Die weitere Beladung des LF 10/6 umfasst unter anderem: Stromerzeuger, Kabeltrommeln, tragbare Lichtmasten mit Stativ und zwei Scheinwerfern, Mehrzweckzug, Säbelsäge, Oktopus-Airbag-Sicherung, Schaufeltrage, hydraulischen Rettungssatz mit Schere und Spreizer, hydraulische Zylinder, Pedalschneider, Rettungssäge "Multi-Cut", Auffangbehälter, "Gully-Stop", Patientenschutz, Unterbauholz, Abdichtkeile aus Holz mit Holzhammer, zwei Gerätesätze zur Wasserentnahme aus offenen Gewässern, Saugschläuche, Hydroschild, Atemschutznotfalltasche, Fluchthauben, diverse Brechwerkzeuge, Stabfast.

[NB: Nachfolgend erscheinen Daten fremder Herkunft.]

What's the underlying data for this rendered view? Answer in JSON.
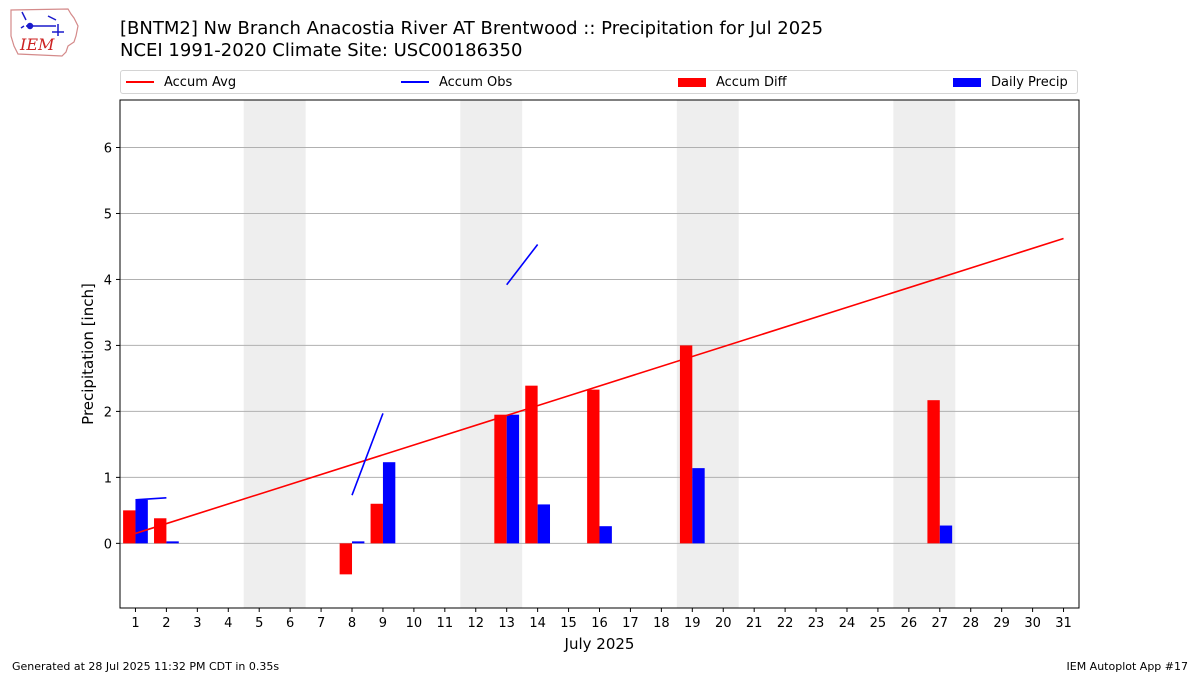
{
  "logo": {
    "text": "IEM",
    "icon": "iem-iowa-logo"
  },
  "header": {
    "title": "[BNTM2] Nw Branch Anacostia River  AT Brentwood :: Precipitation for Jul 2025",
    "subtitle": "NCEI 1991-2020 Climate Site: USC00186350"
  },
  "legend": [
    {
      "label": "Accum Avg",
      "type": "line",
      "color": "#ff0000"
    },
    {
      "label": "Accum Obs",
      "type": "line",
      "color": "#0000ff"
    },
    {
      "label": "Accum Diff",
      "type": "box",
      "color": "#ff0000"
    },
    {
      "label": "Daily Precip",
      "type": "box",
      "color": "#0000ff"
    }
  ],
  "footer": {
    "left": "Generated at 28 Jul 2025 11:32 PM CDT in 0.35s",
    "right": "IEM Autoplot App #17"
  },
  "chart_data": {
    "type": "bar",
    "xlabel": "July 2025",
    "ylabel": "Precipitation [inch]",
    "xlim": [
      0.5,
      31.5
    ],
    "ylim": [
      -0.98,
      6.72
    ],
    "yticks": [
      0,
      1,
      2,
      3,
      4,
      5,
      6
    ],
    "xticks": [
      1,
      2,
      3,
      4,
      5,
      6,
      7,
      8,
      9,
      10,
      11,
      12,
      13,
      14,
      15,
      16,
      17,
      18,
      19,
      20,
      21,
      22,
      23,
      24,
      25,
      26,
      27,
      28,
      29,
      30,
      31
    ],
    "grid": "y",
    "legend_position": "top",
    "weekend_shading": [
      [
        4.5,
        6.5
      ],
      [
        11.5,
        13.5
      ],
      [
        18.5,
        20.5
      ],
      [
        25.5,
        27.5
      ]
    ],
    "accum_avg": {
      "start": [
        1,
        0.15
      ],
      "end": [
        31,
        4.62
      ]
    },
    "accum_obs_segments": [
      [
        [
          1,
          0.66
        ],
        [
          2,
          0.69
        ]
      ],
      [
        [
          8,
          0.73
        ],
        [
          9,
          1.97
        ]
      ],
      [
        [
          13,
          3.92
        ],
        [
          14,
          4.53
        ]
      ]
    ],
    "accum_diff": [
      {
        "day": 1,
        "value": 0.5
      },
      {
        "day": 2,
        "value": 0.38
      },
      {
        "day": 8,
        "value": -0.47
      },
      {
        "day": 9,
        "value": 0.6
      },
      {
        "day": 13,
        "value": 1.95
      },
      {
        "day": 14,
        "value": 2.39
      },
      {
        "day": 16,
        "value": 2.33
      },
      {
        "day": 19,
        "value": 3.0
      },
      {
        "day": 27,
        "value": 2.17
      }
    ],
    "daily_precip": [
      {
        "day": 1,
        "value": 0.66
      },
      {
        "day": 2,
        "value": 0.03
      },
      {
        "day": 8,
        "value": 0.03
      },
      {
        "day": 9,
        "value": 1.23
      },
      {
        "day": 13,
        "value": 1.95
      },
      {
        "day": 14,
        "value": 0.59
      },
      {
        "day": 16,
        "value": 0.26
      },
      {
        "day": 19,
        "value": 1.14
      },
      {
        "day": 27,
        "value": 0.27
      }
    ]
  }
}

In unseren Augen zeigt die Feuerwehr Koldenbüttel sehr deutlich, zu was man fähig ist, wenn man den eigenen Stand regelmäßig sich vor Auge führt und überprüft bzw. hinterfragt. Sie zeigen, dass so manch interessante Lösungen für Alltagslagen entstehen können wenn man wagt etwas zu probieren und zu verändern. Unser Fotograf Daniel Wachtmann war auf jeden Fall überrascht und begeistert von dem Elan der Wehrleute und wir hoffen mit diesem Spotlight euch ein paar kreative Ideen geliefert zu haben. Diskutiert doch auf Facebook oder unserem Forum über diese Ideen und zeigt uns eure Ideen zur Verbesserung eurer Einsätze. Wir danken auf jeden Fall der Freiwilligen Feuerwehr Koldenbüttel für diesen Fototermin und das Vorführen ihrer Innovationen.